Plaintiff Angel Verges was injured when, while descending an interior stairwell in defendant's homeless shelter, he slipped and fell on a milky substance. Plaintiffs alleged that the milky substance was a recurring condition caused by defendant's employees dragging garbage bags down the staircase, which was routinely left unaddressed by defendant.

Defendant submitted affidavits of its building manager and a porter, who both stated that it was defendant's practice to clean the stairwell twice a day, and that the porter cleaned the stairwell on the day of the accident and prior to plaintiff's fall and did not see any debris on the staircase.

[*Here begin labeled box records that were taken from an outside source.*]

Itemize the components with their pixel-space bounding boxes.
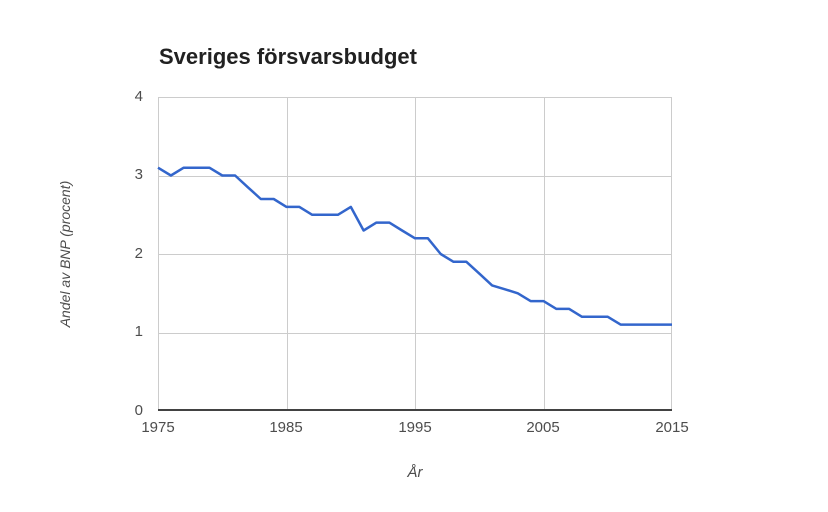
gridline-horizontal-2	[158, 254, 672, 255]
y-tick-label-1: 1	[134, 323, 143, 340]
x-tick-label-1985: 1985	[269, 419, 303, 436]
x-tick-label-2015: 2015	[655, 419, 689, 436]
data-series-line	[157, 166, 672, 326]
x-tick-label-1995: 1995	[398, 419, 432, 436]
chart-title: Sveriges försvarsbudget	[159, 44, 417, 69]
y-tick-label-3: 3	[134, 166, 143, 183]
y-axis-title: Andel av BNP (procent)	[57, 180, 73, 328]
line-series-svg	[157, 166, 672, 326]
y-tick-label-4: 4	[134, 88, 143, 105]
x-tick-label-2005: 2005	[526, 419, 560, 436]
y-tick-label-0: 0	[134, 402, 143, 419]
y-tick-label-2: 2	[134, 245, 143, 262]
x-tick-label-1975: 1975	[141, 419, 175, 436]
gridline-horizontal-4	[158, 97, 672, 98]
x-axis-title: År	[407, 464, 423, 481]
x-axis-line	[158, 409, 672, 411]
gridline-horizontal-1	[158, 332, 672, 334]
gridline-horizontal-3	[158, 175, 672, 177]
plot-area	[157, 97, 672, 411]
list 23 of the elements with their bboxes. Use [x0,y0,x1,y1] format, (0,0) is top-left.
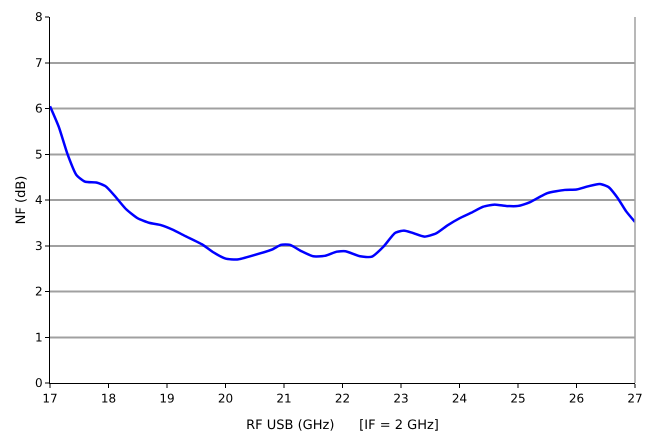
x-tick-label: 24 [452,391,468,406]
y-tick-label: 4 [34,193,43,208]
y-tick-label: 6 [34,102,43,116]
x-tick-label: 21 [276,391,292,406]
y-tick-label: 5 [34,147,43,162]
y-tick-label: 8 [34,10,43,24]
y-tick-label: 7 [34,56,43,70]
y-axis-title: NF (dB) [14,176,29,224]
y-tick-label: 2 [34,284,43,299]
y-tick-label: 1 [34,330,43,344]
x-tick-label: 25 [510,391,526,406]
y-tick-label: 0 [34,376,43,390]
x-tick-label: 22 [334,391,350,406]
y-tick-label: 3 [34,238,43,253]
x-tick-label: 23 [393,391,409,406]
x-tick-label: 20 [218,391,234,406]
x-tick-label: 27 [627,391,643,406]
x-axis-title: RF USB (GHz) [IF = 2 GHz] [246,418,439,433]
x-tick-label: 19 [159,391,175,406]
line-series [50,104,635,261]
x-tick-label: 26 [568,391,584,406]
x-tick-label: 17 [42,391,58,406]
x-tick-label: 18 [100,391,116,406]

These affidavits failed to satisfy defendant's prima facie burden as they cannot be considered because defendant only identified those witnesses after it filed its summary judgment motion, despite plaintiffs' prior request to identify all employees with knowledge of the facts and circumstances of the accident and numerous court orders directing defendant to do so (see Garcia v City of New York, 98 AD3d 857, 858 [1st Dept 2012]; Colon v Chelsea Piers Mgt., Inc., 50 AD3d 616, 617 [1st Dept 2008]).

Even assuming that defendant satisfied its initial burden, plaintiffs raised triable issues of fact based on the testimony of plaintiff Maria Verges (Angel's wife) and a nonparty witness that the milky substance was constantly present on the staircase as a result of defendant's employees dragging garbage bags down the stairs, and was a recurring condition that was routinely left unaddressed (see Hill v Lambert Houses Redevelopment Co., 105 AD3d 642, 643 [1st Dept 2013]; Irizarry v 15 Mosholu Four, LLC, 24 AD3d 373, 373-374 [1st Dept 2005]).

THIS CONSTITUTES THE DECISION AND ORDER

OF THE SUPREME COURT, APPELLATE DIVISION, FIRST DEPARTMENT.